Pre-Revolutionary History of Cuba, 1899-1959

Excerpt from "Cuba," Britannica Online

U.S. occupation, 1899-1901

Cuban independence, granted by the Treaty of Paris (Dec. 10, 1898), began Jan. 1, 1899, under U.S. occupation. The military governor, General John Brooke, tried to exclude Cubans from government. He disbanded the Cuban army and conducted a census before being replaced by General Leonard Wood, a former military governor of Santiago City. Wood sought to mitigate political division and supervised elections that gave Cuba its first elected president, Tomás Estrada Palma.

The military occupation restored normality. The Americans built a number of schools, roads, and bridges; they modernized Havana and deepened its harbour. But Americans were primarily interested in preparing the island for incorporation into the U.S. economic, cultural, and educational systems, and the franchise was designed to eliminate Afro-Cubans from politics. The Platt Amendment (1901) gave the United States the right to oversee Cuba's international commitments, economy, and internal affairs and to establish a naval station at Guantánamo Bay.

The Republic of Cuba, 1902-1958

A republican administration that began on May 20, 1902, under Tomás Estrada Palma faced difficulties over U.S. influence. Estrada Palma tried to retain power in the 1905 and 1906 elections, which were contested by the Liberals, leading to rebellion and a second U.S. occupation on Sept. 29, 1906. U.S. secretary of war William Howard Taft failed to resolve the dispute, and Estrada Palma resigned. For the United States Charles Magoon administered a provisional government of Cuban civilians under the Cuban flag and constitution. An advisory law commission revised electoral procedures, and on Jan. 28, 1909, Magoon handed over the government to the Liberal president, José Miguel Gómez. Meanwhile, Cuba's economy grew steadily, as sugar prices rose continually until the 1920s.

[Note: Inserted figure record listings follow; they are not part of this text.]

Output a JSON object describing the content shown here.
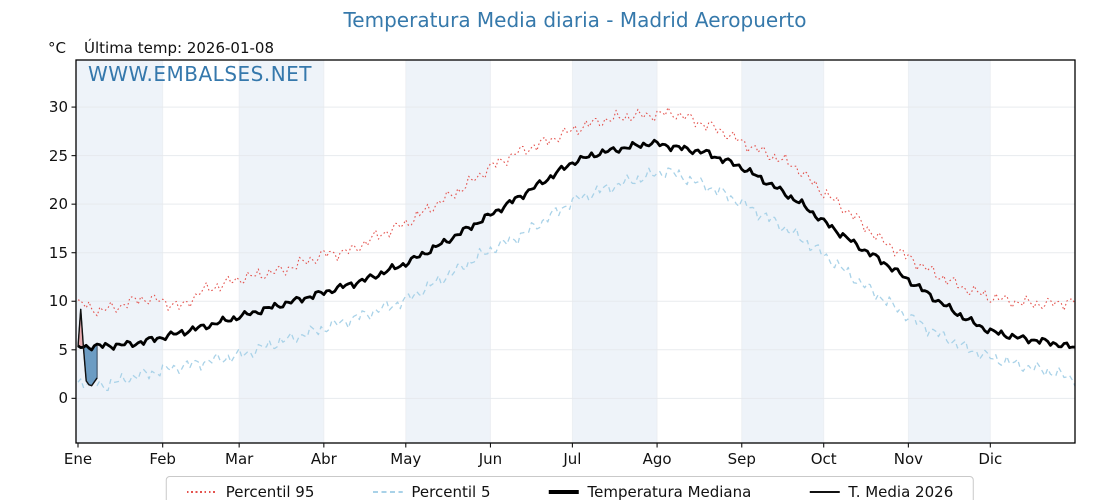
{
  "title": "Temperatura Media diaria - Madrid Aeropuerto",
  "watermark": "WWW.EMBALSES.NET",
  "header": {
    "unit_label": "°C",
    "last_temp_label": "Última temp: 2026-01-08"
  },
  "legend": {
    "items": [
      {
        "label": "Percentil 95",
        "style": "dotted",
        "color": "#e4534e",
        "weight": 2
      },
      {
        "label": "Percentil 5",
        "style": "dashed",
        "color": "#a9d2e8",
        "weight": 2
      },
      {
        "label": "Temperatura Mediana",
        "style": "solid",
        "color": "#000000",
        "weight": 3.6
      },
      {
        "label": "T. Media 2026",
        "style": "solid",
        "color": "#111111",
        "weight": 1.4
      }
    ]
  },
  "chart_data": {
    "type": "line",
    "title": "Temperatura Media diaria - Madrid Aeropuerto",
    "x_axis": {
      "tick_labels": [
        "Ene",
        "Feb",
        "Mar",
        "Abr",
        "May",
        "Jun",
        "Jul",
        "Ago",
        "Sep",
        "Oct",
        "Nov",
        "Dic"
      ],
      "tick_days": [
        0,
        31,
        59,
        90,
        120,
        151,
        181,
        212,
        243,
        273,
        304,
        334
      ],
      "days_in_year": 365,
      "shaded_month_indices": [
        0,
        2,
        4,
        6,
        8,
        10
      ],
      "band_color": "#eef3f9",
      "grid_color": "#e6e9ed"
    },
    "y_axis": {
      "unit": "°C",
      "ticks": [
        0,
        5,
        10,
        15,
        20,
        25,
        30
      ],
      "ylim": [
        -4.6,
        34.85
      ]
    },
    "series": [
      {
        "name": "Percentil 95",
        "color": "#e4534e",
        "style": "dotted",
        "width": 1.1,
        "noise_amp": 0.5,
        "noise_seed": 7,
        "anchor_days": [
          0,
          8,
          15,
          23,
          31,
          38,
          45,
          59,
          75,
          90,
          100,
          110,
          120,
          130,
          140,
          151,
          160,
          170,
          181,
          190,
          200,
          210,
          218,
          226,
          235,
          243,
          252,
          262,
          273,
          283,
          293,
          304,
          314,
          324,
          334,
          344,
          354,
          365
        ],
        "anchor_values": [
          9.8,
          9.0,
          9.5,
          10.3,
          10.0,
          9.4,
          11.0,
          12.3,
          13.2,
          14.8,
          15.2,
          16.8,
          18.0,
          19.8,
          21.5,
          23.8,
          25.2,
          26.3,
          27.6,
          28.5,
          29.0,
          29.2,
          29.4,
          28.6,
          27.6,
          26.4,
          25.2,
          24.0,
          21.2,
          19.0,
          16.5,
          14.5,
          12.8,
          11.4,
          10.4,
          9.9,
          9.7,
          10.0
        ]
      },
      {
        "name": "Percentil 5",
        "color": "#a9d2e8",
        "style": "dashed",
        "width": 1.3,
        "noise_amp": 0.5,
        "noise_seed": 13,
        "anchor_days": [
          0,
          10,
          20,
          31,
          45,
          59,
          75,
          90,
          105,
          120,
          135,
          151,
          163,
          173,
          181,
          190,
          200,
          210,
          216,
          226,
          235,
          243,
          255,
          265,
          273,
          285,
          295,
          304,
          315,
          325,
          334,
          345,
          355,
          365
        ],
        "anchor_values": [
          1.8,
          1.3,
          2.2,
          2.9,
          3.7,
          4.4,
          5.9,
          7.2,
          8.6,
          10.1,
          12.6,
          15.3,
          16.9,
          18.8,
          20.3,
          21.3,
          22.2,
          23.0,
          23.4,
          22.3,
          21.3,
          20.1,
          18.2,
          16.4,
          14.8,
          12.2,
          10.2,
          8.4,
          6.6,
          5.2,
          4.2,
          3.4,
          2.8,
          2.0
        ]
      },
      {
        "name": "Temperatura Mediana",
        "color": "#000000",
        "style": "solid",
        "width": 2.8,
        "noise_amp": 0.28,
        "noise_seed": 3,
        "anchor_days": [
          0,
          10,
          20,
          31,
          45,
          59,
          75,
          90,
          105,
          120,
          135,
          151,
          163,
          173,
          181,
          190,
          200,
          210,
          220,
          230,
          243,
          255,
          265,
          273,
          285,
          295,
          304,
          315,
          325,
          334,
          345,
          355,
          365
        ],
        "anchor_values": [
          5.3,
          5.4,
          5.6,
          6.3,
          7.3,
          8.4,
          9.7,
          10.9,
          12.2,
          13.9,
          16.2,
          18.9,
          21.0,
          22.8,
          24.3,
          25.2,
          25.8,
          26.3,
          25.8,
          25.3,
          23.8,
          21.8,
          20.0,
          18.2,
          15.8,
          14.0,
          12.2,
          10.0,
          8.2,
          6.9,
          6.2,
          5.8,
          5.2
        ]
      }
    ],
    "series_2026": {
      "name": "T. Media 2026",
      "color": "#111111",
      "width": 1.4,
      "days": [
        0,
        1,
        2,
        3,
        4,
        5,
        6,
        7
      ],
      "values": [
        5.3,
        9.2,
        5.2,
        1.8,
        1.4,
        1.3,
        1.7,
        2.1
      ],
      "fill_above_color": "#e9a9ae",
      "fill_below_color": "#6698c1",
      "fill_edge_color": "#2b3c50"
    }
  }
}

The Gómez administration (1909–13) set a pattern of graft, corruption, maladministration, fiscal irresponsibility, and social insensitivity—especially toward Afro-Cubans—that characterized Cuban politics until 1959. The Afro-Cubans, led by Evaristo Estenoz and Pedro Ivonet, organized to secure better jobs and more political patronage and to protest a ban of political associations based on colour and race. In 1912 government troops put down large demonstrations in Oriente. The pattern of corruption was followed by Mario García Menocal (1913–21), Alfredo Zayas (1921–25), Gerardo Machado (1925–33), Fulgencio Batista (through puppets 1934–39 and himself 1940–44 and 1952–59), Ramón Grau San Martín (1944–48), and Carlos Prío Socarrás (1948–52). Machado and Batista, who overthrew Machado in 1933 with U.S. support, were the most notorious, holding power through manipulation, troops, and assassins.

The income from sugar was augmented by vigorous tourism based on hotels, casinos, and brothels; Havana became especially attractive during the years of U.S. Prohibition (1919–33). Yet the prosperity of the 1920s, '40s, and '50s enriched only a few Cubans. For the majority, poverty (especially in the countryside) and lack of public services were appalling: with a national per capita income of $353 in 1958—among the highest in Latin America—unemployment and underemployment were rife, and the average rural worker earned $91 per year. Foreign interests controlled the economy, owning about 75 percent of the arable land, 90 percent of the essential services, and 40 percent of the sugar production. Nevertheless, there was no widespread discontent on Jan. 1, 1959, when Fidel Castro supplanted Batista.